During a recent flight from Chicago, my plane was flying over the vast, pale-yellow Flint Hills of Kansas when I overheard two gentlemen in front of me speaking rather alarmed about a fire below. I looked out the window and saw the long plume of smoke rising to momentarily surround our plane. A large area of blackened prairie trailed a long line of orange, snake-like flame.
“Are you seeing that smoke?” the first gentleman said.
“Yes,” said the second. “It must be a fire but I can’t see any buildings.”
Looking up from my iPad, I said, “We’re burning the prairie.

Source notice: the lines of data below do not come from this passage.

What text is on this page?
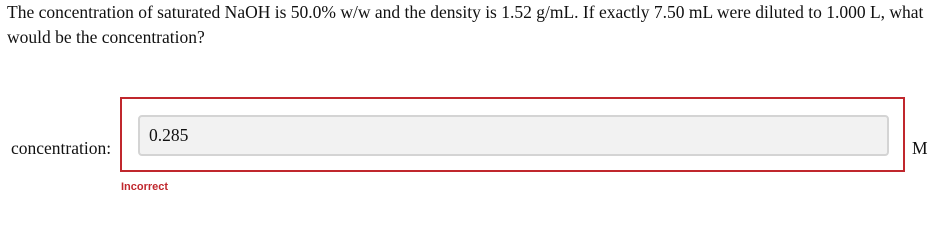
The concentration of saturated NaOH is 50.0% w/w and the density is 1.52 g/mL. If exactly 7.50 mL were diluted to 1.000 L, what would be the concentration?

concentration:
0.285	M
Incorrect
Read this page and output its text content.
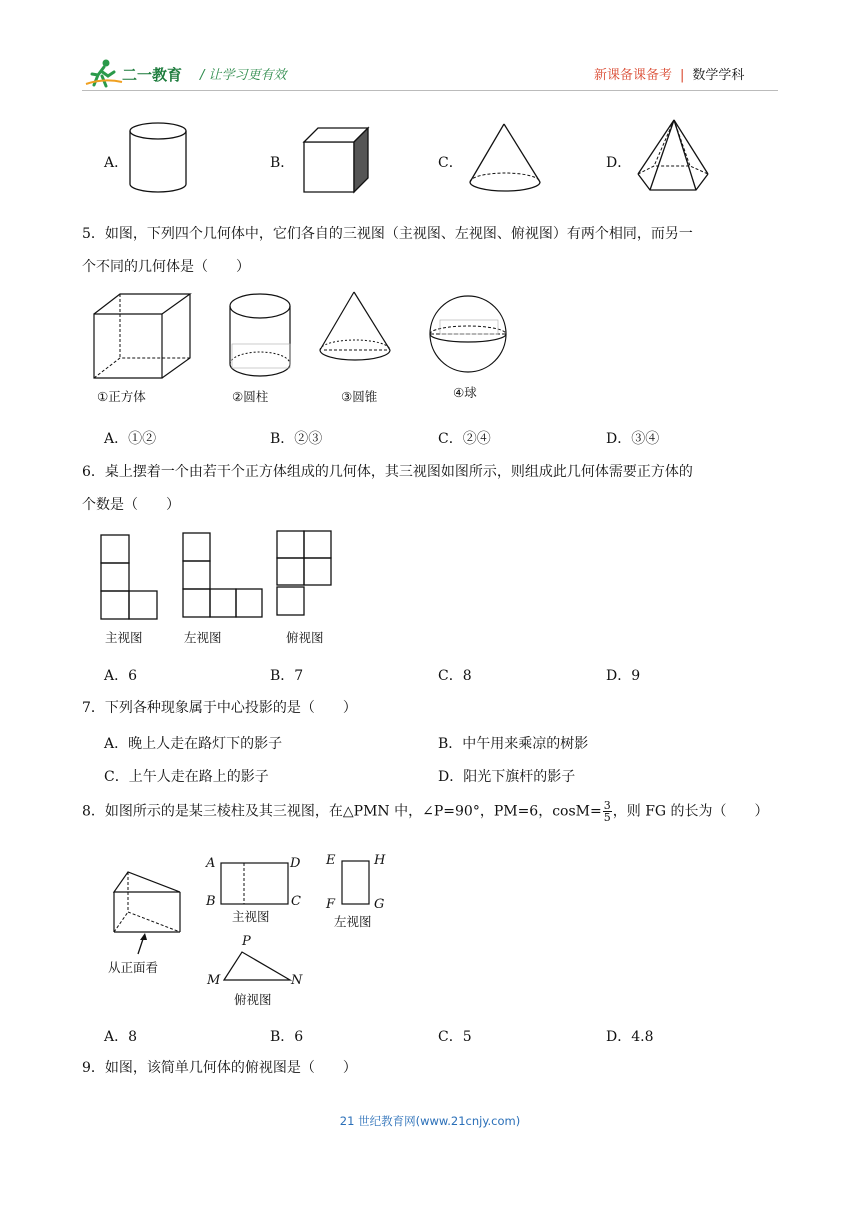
二一教育 / 让学习更有效	新课备课备考 | 数学学科
A．	B．	C．	D．
5．如图，下列四个几何体中，它们各自的三视图（主视图、左视图、俯视图）有两个相同，而另一
个不同的几何体是（　　）
①正方体	②圆柱	③圆锥	④球
A．①②	B．②③	C．②④	D．③④
6．桌上摆着一个由若干个正方体组成的几何体，其三视图如图所示，则组成此几何体需要正方体的
个数是（　　）
主视图	左视图	俯视图
A．6	B．7	C．8	D．9
7．下列各种现象属于中心投影的是（　　）
A．晚上人走在路灯下的影子	B．中午用来乘凉的树影
C．上午人走在路上的影子	D．阳光下旗杆的影子
8．如图所示的是某三棱柱及其三视图，在△PMN 中，∠P=90°，PM=6，$\cos M= \frac{3}{5}$ ，则 FG 的长为（　　）
从正面看
A	D
B	C
主视图
E	H
F	G
左视图
P
M	N
俯视图
A．8	B．6	C．5	D．4.8
9．如图，该简单几何体的俯视图是（　　）
21 世纪教育网(www.21cnjy.com)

It’s spring and time to start the new cycle of tallgrass for the cattle.”
They peppered me with questions about how big the fires were and how they were managed. Having grown up in the Great Plains, I never thought about how much people know about their own regions without knowing too much about others. I don’t know the idiosyncrasies of the Ohio River Valley or the complexities of agriculture in the San Joaquin Valley. But I do know about seasons in the Flint Hills of Kansas.
“We’ll finish cattle on that grass before they go to market,” I said.
“Finish?” one man asked.
“I mean that cattle will be trucked up from surrounding states and put out on the Flint Hills to gain their last bit of weight from the nutritious tallgrasses, giving them the best chance of higher prices in Kansas City and Chicago. Here in Kansas,” I said, “we finish what others started.”
We finish. What a true commentary on the work ethic of Great Plains people.